Just one of the 22 new tenure appointments during the 2003-2004 academic year—Professor of Anthropology Noreen Tuross—was female, according to statistics released this summer.
And women received just 13 percent of the 32 tenure offers last year, down from 36 percent of senior offers during 2000-2001, the last year of Neil L. Rudenstine’s presidency, according to Science magazine, which first reported the letter last week.
The professors’ letter and the complaints voiced at yesterday’s meeting echoed concerns about the female tenure statistics that appeared last year, when Dean of the Faculty William C. Kirby highlighted the declining numbers in his annual letter.
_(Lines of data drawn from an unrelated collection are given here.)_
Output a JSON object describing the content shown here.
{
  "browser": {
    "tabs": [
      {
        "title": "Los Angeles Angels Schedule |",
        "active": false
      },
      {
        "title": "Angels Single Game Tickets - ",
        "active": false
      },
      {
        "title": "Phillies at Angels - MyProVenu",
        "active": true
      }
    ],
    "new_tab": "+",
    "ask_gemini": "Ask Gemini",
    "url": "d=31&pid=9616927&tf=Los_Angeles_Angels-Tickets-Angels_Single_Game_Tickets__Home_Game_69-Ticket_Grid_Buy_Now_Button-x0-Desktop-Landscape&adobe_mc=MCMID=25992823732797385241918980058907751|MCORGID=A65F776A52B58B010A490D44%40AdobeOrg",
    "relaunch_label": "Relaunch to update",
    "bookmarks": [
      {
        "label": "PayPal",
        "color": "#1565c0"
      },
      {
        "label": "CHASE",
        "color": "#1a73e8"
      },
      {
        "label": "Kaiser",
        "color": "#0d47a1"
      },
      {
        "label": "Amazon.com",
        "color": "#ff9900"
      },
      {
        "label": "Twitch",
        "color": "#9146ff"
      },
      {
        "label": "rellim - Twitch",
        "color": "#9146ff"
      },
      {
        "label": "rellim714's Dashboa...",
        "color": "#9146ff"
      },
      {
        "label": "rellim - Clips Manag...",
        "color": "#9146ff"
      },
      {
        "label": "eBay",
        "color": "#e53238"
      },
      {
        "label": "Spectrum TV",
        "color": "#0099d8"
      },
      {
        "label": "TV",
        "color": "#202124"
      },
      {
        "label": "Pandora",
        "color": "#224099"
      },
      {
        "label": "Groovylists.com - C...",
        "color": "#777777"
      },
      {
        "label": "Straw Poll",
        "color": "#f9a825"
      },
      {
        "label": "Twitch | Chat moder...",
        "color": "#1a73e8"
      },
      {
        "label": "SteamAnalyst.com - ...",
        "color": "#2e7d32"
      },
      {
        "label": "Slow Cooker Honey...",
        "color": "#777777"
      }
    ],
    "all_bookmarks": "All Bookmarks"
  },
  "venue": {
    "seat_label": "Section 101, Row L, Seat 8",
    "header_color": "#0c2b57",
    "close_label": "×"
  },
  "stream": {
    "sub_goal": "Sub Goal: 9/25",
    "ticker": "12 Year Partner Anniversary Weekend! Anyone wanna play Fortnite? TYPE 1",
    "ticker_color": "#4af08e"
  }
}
“It is going to be a smaller group of women within the people who have been offered tenure,” Kirby told The Crimson in June. “[But] we have had stronger and weaker years in recruitment of women at all levels of the Faculty.”
Kirby wrote in an e-mail yesterday that while the numbers have not changed significantly since the latest statistics were released over the summer, a number of pending offers “lead me to expect that the coming academic year may have rather different results.”
In their June 18 letter, professors warned Kirby and University President Lawrence H. Summers that the decline may be an unintended result of new policies—including a push to tenure younger faculty—enacted over the past few years, Science reported.
But Summers said yesterday that the “pattern is determined by departments” and their recommendations for tenure.
“The appointments the University makes are the appointments the departments recommend,” he said. “A very small percentage are turned down...the real issue is the appointments that departments make.”
Summers said he is meeting in October with a standing group of women faculty.
Kirby wrote that a new, more transparent tenure procedure and divisional deans would help, and added that he would emphasize the issue in upcoming meetings with department chairs.
“Deans and presidents can approve proposed appointments, but sustained progress has to be built primarily on proposals brought forward by departments,” Kirby wrote.
But leadership from Kirby and Summers is critical, said one member of the Faculty Council, the 18-member FAS governing body.
“It’s got to be led by the dean or the president for it to get anywhere,” said the member, who asked to remain anonymous.
Some faculty said they worry that department chairs are not making the recruitment of women a high enough priority.